Фаина Гримберг - Княжна Тараканова
Они забирались в чащу. Карманы его кафтана оттягивали два пистолета. Отец, радуясь его приезду, подарил ему пару пистолетов – отличные – французский кремневый замок. Присев на корточки, Михал заколотил пули… Она скоро выучилась заряжать. Они стреляли поочередно, отходили от большого дуба все дальше и дальше, прицеливались по очереди и стреляли в ствол, палили поочередно в воздух, вверх, в это весеннее небо, голубовато-белое – полосами…
Он приезжал верхом, с другою лошадью в поводу. Она гладила вытянутую лошадиную голову, ногти ее смугловатых пальцев были совсем светлыми на коричневой лошадиной коже… Михал тянул рысью на высоком коне, украшенном бубенцами и цепочками. Ноги в сапогах упирались крепко в стремена, меховая оторочка кафтана моталась по лоснистому крупу… Он бросал поводья и лошадь с фырканьем ударялась в бег… Она держалась в седле такая легкая, улыбалась, растягивая губы, нарочито упирала согнутую в локте тонкую руку в желтом рукаве татарского платья… Серая кобыла стояла тихо, чуть насторожив уши… Потом кобыла нагибала голову, грива чуть дыбилась… Она сидела в седле по-мужски, длинная юбка платья задралась, видны были татарские шаровары из крепкого холста, сплошь покрытые кожаными латками-нашивками… Выезжали на зеленую равнину, светлую – белые цветки в зелени травы – купы кустов, озерца-лужицы темной воды с отражением неба… Взвивались конские хвосты темноволосые… Она проверяла недоуздок – не слишком ли затянут суголовный ремень… Она хорошо чувствовала настроение лошади, быстро выучилась всем тонкостям ухода, знала, как чистить, поить, выводить… Пускали лошадей вскачь… во весь опор… Лошади горячились… Он догонял ее… Она привставала на седле… Топот копыт вдруг начинал греметь в его ушах… И он нарочно не догонял ее, отказывался… Она останавливала лошадь. Он подъезжал, и они медленно ехали рядом…
Удивительным может показаться, но во все это время они совсем мало говорили друг с другом. Читая его книги, она ни о чем не спрашивала его, да и у него не возникало желания объяснять ей что-либо… Им обоим не хотелось говорить, обмениваться многими словами, как будто в их отношениях было нечто такое, не то чтобы взаимно понимаемое, но воспринимаемое без многих слов…

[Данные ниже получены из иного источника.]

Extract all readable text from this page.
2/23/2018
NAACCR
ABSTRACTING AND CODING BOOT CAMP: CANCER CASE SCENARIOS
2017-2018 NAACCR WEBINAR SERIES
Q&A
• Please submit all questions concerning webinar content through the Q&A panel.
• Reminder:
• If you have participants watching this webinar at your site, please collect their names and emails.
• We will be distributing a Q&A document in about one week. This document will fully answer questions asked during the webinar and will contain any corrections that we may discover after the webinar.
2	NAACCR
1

* * *Отец посматривал на него сердито, но не решался бранить. Странная хмурость и холодность в серых глазах сына, то, как сильно Михал вытянулся и повзрослел, останавливало отца. Доманскому-отцу вдруг казалось, что его сына связывают с князем какие-то особенные отношения симпатии и покровительства. Поэтому отец не бранил Михала, не говорил, что надо бы побольше заниматься, готовясь к отъезду в Краков, и поменьше паясничать… Ее также не притесняли в семье Лойба. Его мать и жена не принуждали девочку работать по хозяйству, не поучали ее и также не бранили, но между собой часто говорили, что было бы хорошо, если бы ее увезли от них поскорее…
* * *Она сидела на траве среди берез, как будто теснившихся вокруг нее белыми с черными пятнами стволами. Деревья составляли белую зыбкую стенку с зелеными просветами. Издали девочка могла увидеться пестрым зыбким пятном, большой пестрой птицей. Она пела, охватив тонкими руками в пестрых рукавах приподнятые и обтянутые пестротой платья колени —
Ой, ты, калына! Ой, ты, чирвонная! Чого рано зацвела?

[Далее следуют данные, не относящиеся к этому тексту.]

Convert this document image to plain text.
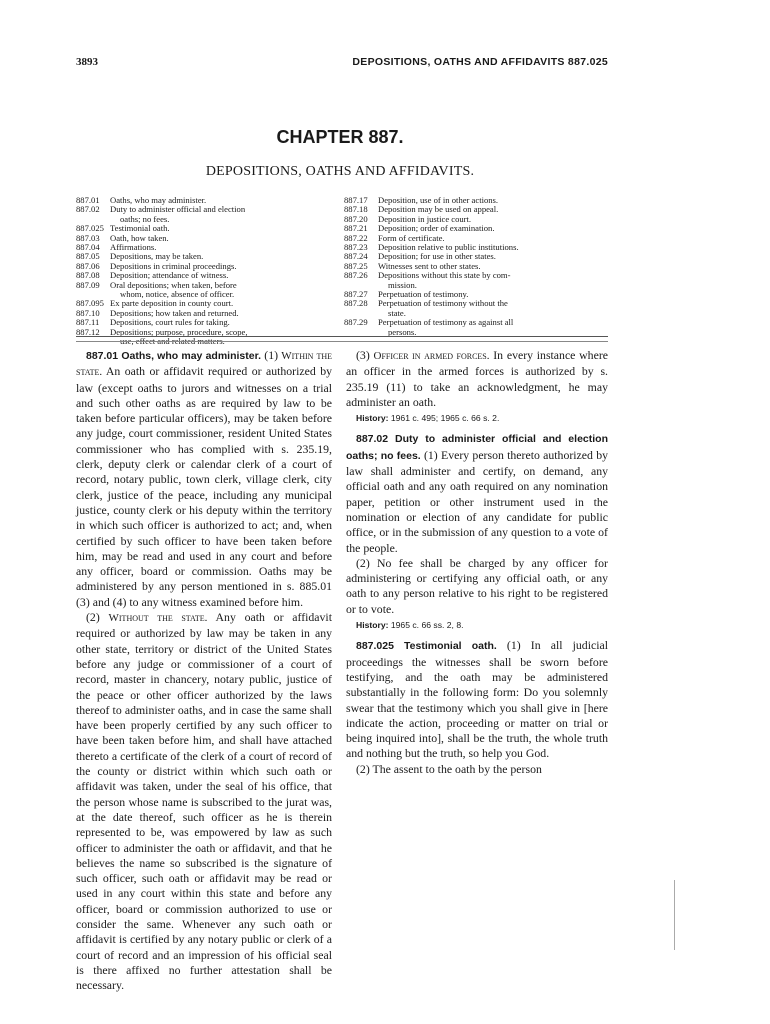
3893	DEPOSITIONS, OATHS AND AFFIDAVITS 887.025
CHAPTER 887.
DEPOSITIONS, OATHS AND AFFIDAVITS.
887.01	Oaths, who may administer.
887.02	Duty to administer official and election
oaths; no fees.
887.025 Testimonial oath.
887.03	Oath, how taken.
887.04	Affirmations.
887.05	Depositions, may be taken.
887.06	Depositions in criminal proceedings.
887.08	Deposition; attendance of witness.
887.09	Oral depositions; when taken, before
whom, notice, absence of officer.
887.095 Ex parte deposition in county court.
887.10	Depositions; how taken and returned.
887.11	Depositions, court rules for taking.
887.12	Depositions; purpose, procedure, scope,
use, effect and related matters.
887.17	Deposition, use of in other actions.
887.18	Deposition may be used on appeal.
887.20	Deposition in justice court.
887.21	Deposition; order of examination.
887.22	Form of certificate.
887.23	Deposition relative to public institutions.
887.24	Deposition; for use in other states.
887.25	Witnesses sent to other states.
887.26	Depositions without this state by com-
mission.
887.27	Perpetuation of testimony.
887.28	Perpetuation of testimony without the
state.
887.29	Perpetuation of testimony as against all
persons.

887.01 Oaths, who may administer. (1) Within the state. An oath or affidavit required or authorized by law (except oaths to jurors and witnesses on a trial and such other oaths as are required by law to be taken before particular officers), may be taken before any judge, court commissioner, resident United States commissioner who has complied with s. 235.19, clerk, deputy clerk or calendar clerk of a court of record, notary public, town clerk, village clerk, city clerk, justice of the peace, including any municipal justice, county clerk or his deputy within the territory in which such officer is authorized to act; and, when certified by such officer to have been taken before him, may be read and used in any court and before any officer, board or commission. Oaths may be administered by any person mentioned in s. 885.01 (3) and (4) to any witness examined before him.

(2) Without the state. Any oath or affidavit required or authorized by law may be taken in any other state, territory or district of the United States before any judge or commissioner of a court of record, master in chancery, notary public, justice of the peace or other officer authorized by the laws thereof to administer oaths, and in case the same shall have been properly certified by any such officer to have been taken before him, and shall have attached thereto a certificate of the clerk of a court of record of the county or district within which such oath or affidavit was taken, under the seal of his office, that the person whose name is subscribed to the jurat was, at the date thereof, such officer as he is therein represented to be, was empowered by law as such officer to administer the oath or affidavit, and that he believes the name so subscribed is the signature of such officer, such oath or affidavit may be read or used in any court within this state and before any officer, board or commission authorized to use or consider the same. Whenever any such oath or affidavit is certified by any notary public or clerk of a court of record and an impression of his official seal is there affixed no further attestation shall be necessary.

(3) Officer in armed forces. In every instance where an officer in the armed forces is authorized by s. 235.19 (11) to take an acknowledgment, he may administer an oath.

History: 1961 c. 495; 1965 c. 66 s. 2.

887.02 Duty to administer official and election oaths; no fees. (1) Every person thereto authorized by law shall administer and certify, on demand, any official oath and any oath required on any nomination paper, petition or other instrument used in the nomination or election of any candidate for public office, or in the submission of any question to a vote of the people.

(2) No fee shall be charged by any officer for administering or certifying any official oath, or any oath to any person relative to his right to be registered or to vote.

History: 1965 c. 66 ss. 2, 8.

887.025 Testimonial oath. (1) In all judicial proceedings the witnesses shall be sworn before testifying, and the oath may be administered substantially in the following form: Do you solemnly swear that the testimony which you shall give in [here indicate the action, proceeding or matter on trial or being inquired into], shall be the truth, the whole truth and nothing but the truth, so help you God.

(2) The assent to the oath by the person
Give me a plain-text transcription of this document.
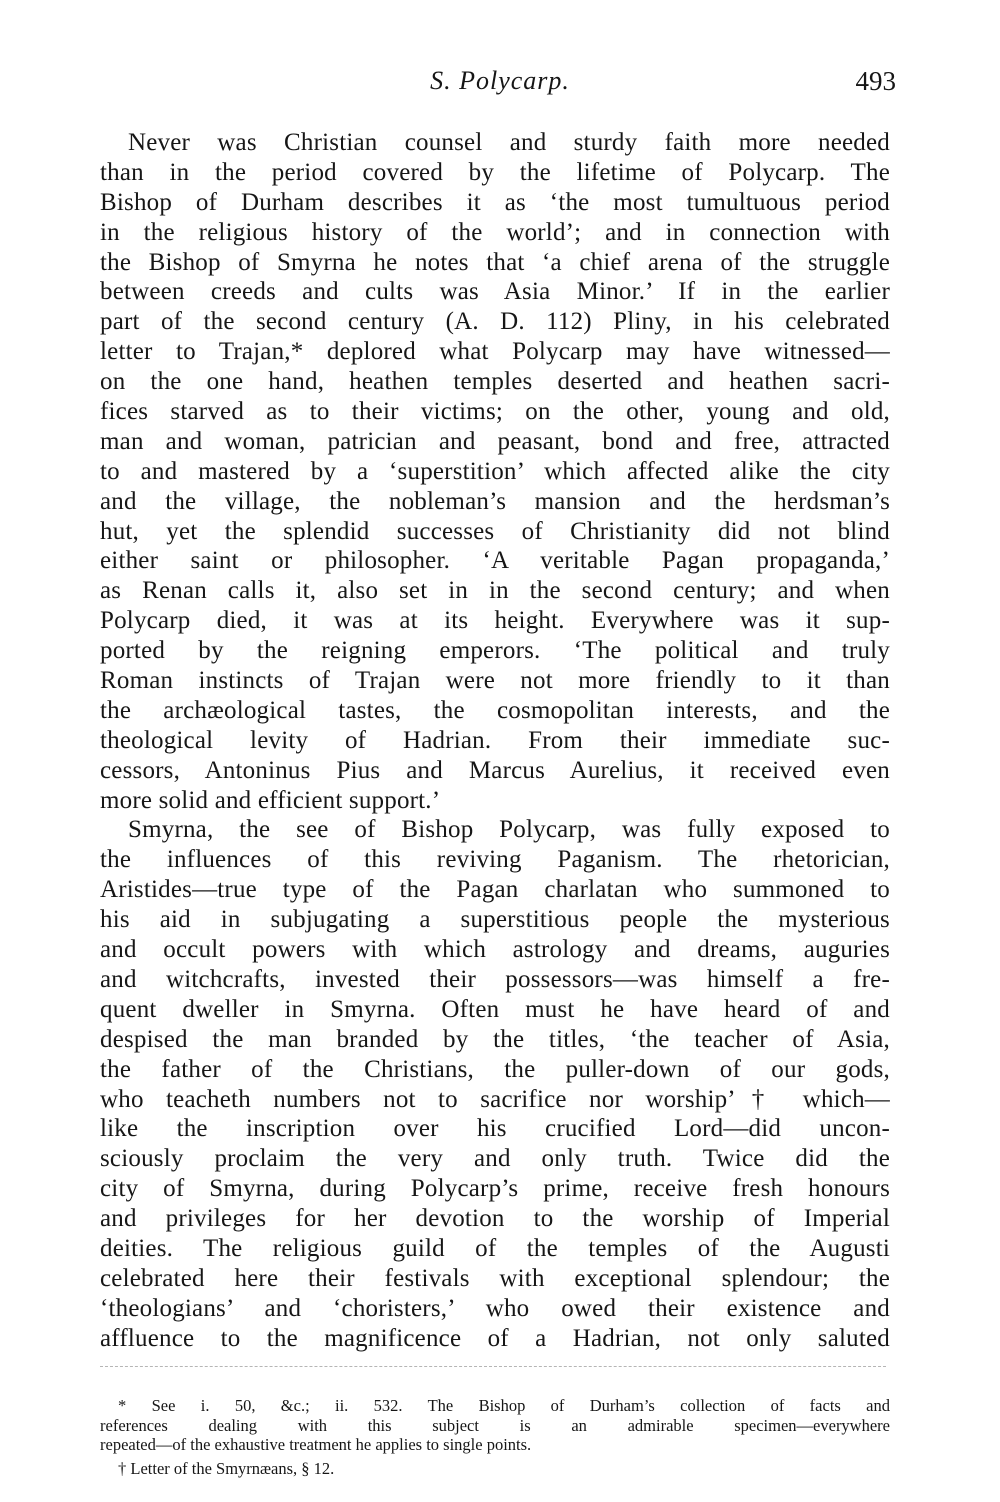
S. Polycarp.	493
Never was Christian counsel and sturdy faith more needed
than in the period covered by the lifetime of Polycarp. The
Bishop of Durham describes it as ‘the most tumultuous period
in the religious history of the world’; and in connection with
the Bishop of Smyrna he notes that ‘a chief arena of the struggle
between creeds and cults was Asia Minor.’ If in the earlier
part of the second century (A. D. 112) Pliny, in his celebrated
letter to Trajan,* deplored what Polycarp may have witnessed—
on the one hand, heathen temples deserted and heathen sacri-
fices starved as to their victims; on the other, young and old,
man and woman, patrician and peasant, bond and free, attracted
to and mastered by a ‘superstition’ which affected alike the city
and the village, the nobleman’s mansion and the herdsman’s
hut, yet the splendid successes of Christianity did not blind
either saint or philosopher. ‘A veritable Pagan propaganda,’
as Renan calls it, also set in in the second century; and when
Polycarp died, it was at its height. Everywhere was it sup-
ported by the reigning emperors. ‘The political and truly
Roman instincts of Trajan were not more friendly to it than
the archæological tastes, the cosmopolitan interests, and the
theological levity of Hadrian. From their immediate suc-
cessors, Antoninus Pius and Marcus Aurelius, it received even
more solid and efficient support.’
Smyrna, the see of Bishop Polycarp, was fully exposed to
the influences of this reviving Paganism. The rhetorician,
Aristides—true type of the Pagan charlatan who summoned to
his aid in subjugating a superstitious people the mysterious
and occult powers with which astrology and dreams, auguries
and witchcrafts, invested their possessors—was himself a fre-
quent dweller in Smyrna. Often must he have heard of and
despised the man branded by the titles, ‘the teacher of Asia,
the father of the Christians, the puller-down of our gods,
who teacheth numbers not to sacrifice nor worship’† which—
like the inscription over his crucified Lord—did uncon-
sciously proclaim the very and only truth. Twice did the
city of Smyrna, during Polycarp’s prime, receive fresh honours
and privileges for her devotion to the worship of Imperial
deities. The religious guild of the temples of the Augusti
celebrated here their festivals with exceptional splendour; the
‘theologians’ and ‘choristers,’ who owed their existence and
affluence to the magnificence of a Hadrian, not only saluted
* See i. 50, &c.; ii. 532. The Bishop of Durham’s collection of facts and
references dealing with this subject is an admirable specimen—everywhere
repeated—of the exhaustive treatment he applies to single points.
† Letter of the Smyrnæans, § 12.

Ой, ты, деучина! Ой, ты, молодая! Чого худо змарнила?..
Ни она, ни Михал не имели, в сущности, никакого отношения к пинчукам, среди которых им выпало жить, и даже и не испытывали к этим крестьянам никакой особенной приязни. Полесье представлялось и мальчику и девочке ужасным захолустьем, паршивой дырой, где они вовсе не хотели бы прожить до конца своих дней. Но когда ей вдруг хотелось петь, она запевала именно пинчукские, диковатые протяжные песни. Но чем более они отдалялись от своего детства, тем более виделось им их детство в обаятельных красках…

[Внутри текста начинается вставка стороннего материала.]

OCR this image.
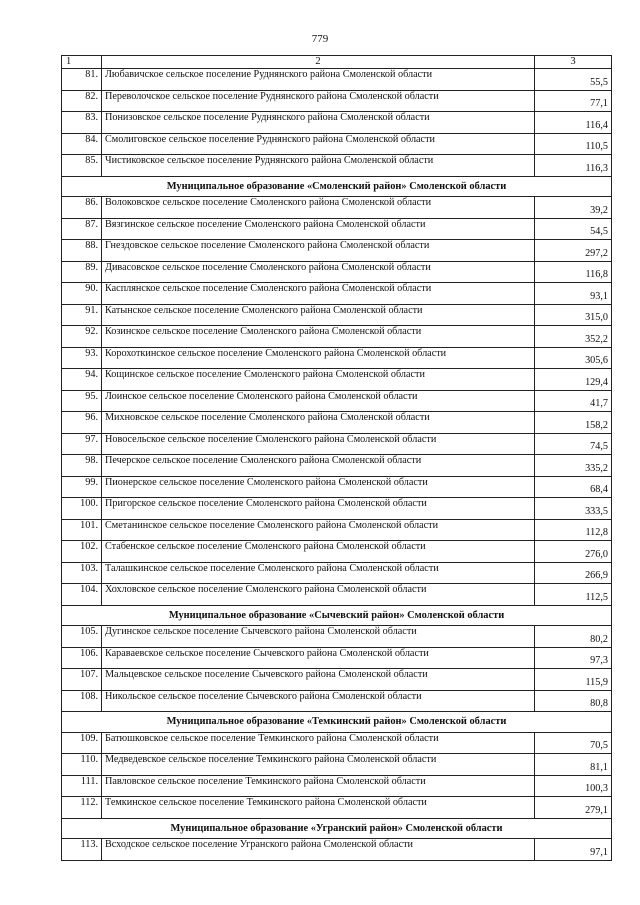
779
1	2	3
81.	Любавичское сельское поселение Руднянского района Смоленской области	55,5
82.	Переволочское сельское поселение Руднянского района Смоленской области	77,1
83.	Понизовское сельское поселение Руднянского района Смоленской области	116,4
84.	Смолиговское сельское поселение Руднянского района Смоленской области	110,5
85.	Чистиковское сельское поселение Руднянского района Смоленской области	116,3
Муниципальное образование «Смоленский район» Смоленской области		
86.	Волоковское сельское поселение Смоленского района Смоленской области	39,2
87.	Вязгинское сельское поселение Смоленского района Смоленской области	54,5
88.	Гнездовское сельское поселение Смоленского района Смоленской области	297,2
89.	Дивасовское сельское поселение Смоленского района Смоленской области	116,8
90.	Касплянское сельское поселение Смоленского района Смоленской области	93,1
91.	Катынское сельское поселение Смоленского района Смоленской области	315,0
92.	Козинское сельское поселение Смоленского района Смоленской области	352,2
93.	Корохоткинское сельское поселение Смоленского района Смоленской области	305,6
94.	Кощинское сельское поселение Смоленского района Смоленской области	129,4
95.	Лоинское сельское поселение Смоленского района Смоленской области	41,7
96.	Михновское сельское поселение Смоленского района Смоленской области	158,2
97.	Новосельское сельское поселение Смоленского района Смоленской области	74,5
98.	Печерское сельское поселение Смоленского района Смоленской области	335,2
99.	Пионерское сельское поселение Смоленского района Смоленской области	68,4
100.	Пригорское сельское поселение Смоленского района Смоленской области	333,5
101.	Сметанинское сельское поселение Смоленского района Смоленской области	112,8
102.	Стабенское сельское поселение Смоленского района Смоленской области	276,0
103.	Талашкинское сельское поселение Смоленского района Смоленской области	266,9
104.	Хохловское сельское поселение Смоленского района Смоленской области	112,5
Муниципальное образование «Сычевский район» Смоленской области		
105.	Дугинское сельское поселение Сычевского района Смоленской области	80,2
106.	Караваевское сельское поселение Сычевского района Смоленской области	97,3
107.	Мальцевское сельское поселение Сычевского района Смоленской области	115,9
108.	Никольское сельское поселение Сычевского района Смоленской области	80,8
Муниципальное образование «Темкинский район» Смоленской области		
109.	Батюшковское сельское поселение Темкинского района Смоленской области	70,5
110.	Медведевское сельское поселение Темкинского района Смоленской области	81,1
111.	Павловское сельское поселение Темкинского района Смоленской области	100,3
112.	Темкинское сельское поселение Темкинского района Смоленской области	279,1
Муниципальное образование «Угранский район» Смоленской области		
113.	Всходское сельское поселение Угранского района Смоленской области	97,1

Он уже видел ее среди белых стволов на поляне. Он пошел быстрее, быстрее, побежал и выпрыгнул прямо перед ней. Еще не видя его, она перестала петь, лицо ее, нежное, свежее, очень живое, словно бы лучащееся теплом, выражало странную энергическую задумчивость… Но едва она увидела его прямо перед собой, глаза ее выразили веселость, даже несколько бесшабашную…
Он быстро протянул руки, она протянула руки ответно, он поднял ее с земли, с травы… Схватившись за руки, топая, припевая, они сплясали наподобие того, как пляшет пара в обертасе… Он то видел ее всю, маленькую и будто бы точеную, то хватал глазами отдельные черты ее облика… Взгляд его метнулся книзу…
– Я куплю тебе новые чоботки! – быстро воскликнул.
Она ничего не сказала, топая ритмически. Схватились за руки закружились, отпустили руки с размаха… Собирались на ярмарку в Пинск. Это было далеко. Он пришел с лошадьми, лошади были привязаны за рощей, для нее привел рыжую кобылу, для себя – вороного жеребца. Лошади повертелись на месте, затем подпрыгнули разом и пошли под молодыми всадниками. Шли крупной рысью, перескакивали канавы, затем – шагом, давая лошадям отдохнуть…
* * *На ярмарке, в шуме и толчее незнакомых людей, они почувствовали себя веселыми, как маленькие дети, когда веселятся; веселыми, свободными, бесшабашными… Для поездки он взял деньги у отца, который дал деньги, не споря, глядя несколько смущенно в лицо сына; глаза Михала, серые, могли показаться прозрачными и смотрели холодно… На самом деле Михал и сам робел, но взглянув на его холодное недвижное лицо, никто бы этого не предположил…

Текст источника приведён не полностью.